Есть в каждом дне, в каждом часе даже, строчки, отпечатанные крупным шрифтом. Только мы их не замечаем, занятые заботами дня.
Вот, например, выходит человек на снежную улицу. Белый-белый снег летит наискосок на фоне домов и исчезает в сугробах.
Человек поднимает воротник и, засунув руки в рукава, бежит, семеня ногами и мотая локтями из стороны в сторону.
Он сворачивает за угол, и на том месте, где он исчез, секунду-другую снег кажется темнее, чем вокруг. Проезжает троллейбус. Снег заинтересованно кидается за ним вслед. А человека, свернувшего за угол, и след простыл. Стынут и заметаются снегом неглубокие его следы.
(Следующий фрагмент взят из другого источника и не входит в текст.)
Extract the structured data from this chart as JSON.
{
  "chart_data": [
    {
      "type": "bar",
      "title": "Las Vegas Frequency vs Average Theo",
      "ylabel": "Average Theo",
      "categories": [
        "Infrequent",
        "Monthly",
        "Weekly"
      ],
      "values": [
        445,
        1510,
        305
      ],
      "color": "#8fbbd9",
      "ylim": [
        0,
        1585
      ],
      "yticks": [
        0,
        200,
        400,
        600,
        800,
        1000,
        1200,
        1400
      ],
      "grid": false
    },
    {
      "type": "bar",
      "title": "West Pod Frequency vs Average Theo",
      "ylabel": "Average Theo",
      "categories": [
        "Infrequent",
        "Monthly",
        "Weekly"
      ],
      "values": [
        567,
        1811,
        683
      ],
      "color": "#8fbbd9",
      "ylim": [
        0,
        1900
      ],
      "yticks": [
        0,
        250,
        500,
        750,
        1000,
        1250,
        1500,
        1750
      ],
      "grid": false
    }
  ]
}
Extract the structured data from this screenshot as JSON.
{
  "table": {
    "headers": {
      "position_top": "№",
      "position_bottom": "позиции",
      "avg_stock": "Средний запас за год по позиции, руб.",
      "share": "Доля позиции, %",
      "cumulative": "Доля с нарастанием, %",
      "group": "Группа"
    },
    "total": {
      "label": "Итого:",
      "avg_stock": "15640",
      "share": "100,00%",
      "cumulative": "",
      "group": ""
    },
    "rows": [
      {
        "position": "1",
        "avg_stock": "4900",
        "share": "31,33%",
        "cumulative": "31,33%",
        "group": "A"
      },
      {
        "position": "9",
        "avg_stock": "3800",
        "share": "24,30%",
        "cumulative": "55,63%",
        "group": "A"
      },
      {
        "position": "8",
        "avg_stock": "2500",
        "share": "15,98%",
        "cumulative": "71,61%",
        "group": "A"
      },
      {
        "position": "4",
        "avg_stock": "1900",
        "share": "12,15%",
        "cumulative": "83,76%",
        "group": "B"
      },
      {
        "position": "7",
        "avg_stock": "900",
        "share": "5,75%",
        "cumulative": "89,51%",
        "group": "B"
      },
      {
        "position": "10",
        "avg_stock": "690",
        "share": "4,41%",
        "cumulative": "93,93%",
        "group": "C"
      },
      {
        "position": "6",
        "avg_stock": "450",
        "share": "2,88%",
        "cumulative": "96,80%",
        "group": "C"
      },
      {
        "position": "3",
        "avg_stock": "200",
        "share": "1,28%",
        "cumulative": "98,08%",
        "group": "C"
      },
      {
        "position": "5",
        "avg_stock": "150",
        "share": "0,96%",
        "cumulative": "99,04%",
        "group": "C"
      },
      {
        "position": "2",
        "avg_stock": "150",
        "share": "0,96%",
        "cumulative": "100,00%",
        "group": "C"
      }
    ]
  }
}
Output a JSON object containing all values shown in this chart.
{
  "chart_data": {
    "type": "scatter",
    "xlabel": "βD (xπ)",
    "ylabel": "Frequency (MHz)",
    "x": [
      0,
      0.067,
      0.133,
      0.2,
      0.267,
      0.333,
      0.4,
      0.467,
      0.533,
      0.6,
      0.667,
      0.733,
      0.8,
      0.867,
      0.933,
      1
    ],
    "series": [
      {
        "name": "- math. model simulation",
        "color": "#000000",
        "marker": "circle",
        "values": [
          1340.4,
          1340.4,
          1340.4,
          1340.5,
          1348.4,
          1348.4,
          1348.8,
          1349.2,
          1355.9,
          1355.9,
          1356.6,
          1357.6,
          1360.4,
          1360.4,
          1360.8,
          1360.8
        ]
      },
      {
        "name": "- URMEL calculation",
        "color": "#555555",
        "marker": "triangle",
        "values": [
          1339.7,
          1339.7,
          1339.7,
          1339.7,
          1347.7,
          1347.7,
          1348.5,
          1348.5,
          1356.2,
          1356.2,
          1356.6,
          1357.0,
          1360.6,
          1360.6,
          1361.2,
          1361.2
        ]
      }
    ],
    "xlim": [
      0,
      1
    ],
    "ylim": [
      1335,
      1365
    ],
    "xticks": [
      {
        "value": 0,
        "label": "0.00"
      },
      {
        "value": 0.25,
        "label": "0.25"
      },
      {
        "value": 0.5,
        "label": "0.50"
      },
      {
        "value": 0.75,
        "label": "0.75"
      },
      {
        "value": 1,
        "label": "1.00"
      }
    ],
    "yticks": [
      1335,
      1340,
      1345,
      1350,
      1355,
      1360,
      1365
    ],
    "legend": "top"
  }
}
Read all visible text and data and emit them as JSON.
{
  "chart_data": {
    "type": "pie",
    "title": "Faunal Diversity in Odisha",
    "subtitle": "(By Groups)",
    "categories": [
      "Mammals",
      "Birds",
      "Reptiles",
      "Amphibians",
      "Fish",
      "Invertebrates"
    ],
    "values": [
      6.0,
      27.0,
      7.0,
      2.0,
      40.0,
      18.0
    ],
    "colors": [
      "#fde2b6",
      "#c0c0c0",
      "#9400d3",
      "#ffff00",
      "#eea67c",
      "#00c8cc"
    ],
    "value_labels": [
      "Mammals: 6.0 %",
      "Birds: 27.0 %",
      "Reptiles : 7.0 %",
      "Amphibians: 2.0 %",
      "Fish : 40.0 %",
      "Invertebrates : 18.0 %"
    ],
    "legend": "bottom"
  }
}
Но ведь где-то, в каком-то месте, может быть, в чьей-то душе он оставил горячий незаметаемый след. Не может же быть, чтобы совсем бесследно прошел человек.
Мы значительны, дорогие друзья. Мы значительны друг для друга и вписаны в соседскую жизнь гораздо более крупным шрифтом, чем нам кажется.
Остановимся же, подумаем и поглядим друг на друга с добрым расположением. Ибо жизнь коротка, а снег падает каждую зиму.
Внучку деда-игрушечника звали Шурка-певица, потому что она целыми днями голосила в форточку.
Она была большая фантазерка. Впрочем, вся Благуша была полна фантазеров. Так и говорили – благушинские вруны. Нас не понимали – мы были мечтателями. Итак, мне шесть лет, и я играю во дворе. Двора, собственно, нет, а есть тихая улица вся в сугробах, куда выходят калитки многих дворов.
несется из форточки девичий голос, старающийся быть похожим на оперный.
– Шурка! Шурка-а! Выходи гулять!… – скандируют подруги.
Окно в доме игрушечника захлопывается. Какая-то тень пролетает мимо щелей забора, и на улицу вылетает Шурка-певица.
Неужели это та девочка-заморыш? Да, это она. Ей шестнадцать лет. Она красавица.
Ее окружают подруги.
У нас на Благуше все девушки были красавицами. По крайней мере мы, мужчины, так считали.
Мужчина со сбившейся шапкой таращит глаза на Шурку и ее подруг. Этот мужчина – я. Мне шесть лет.
– Алешенька… – томно говорит Шурка. – Я тебе шапочку поправлю.
Она нахлобучивает мне шапку и завязывает тесемки. Я улыбаюсь.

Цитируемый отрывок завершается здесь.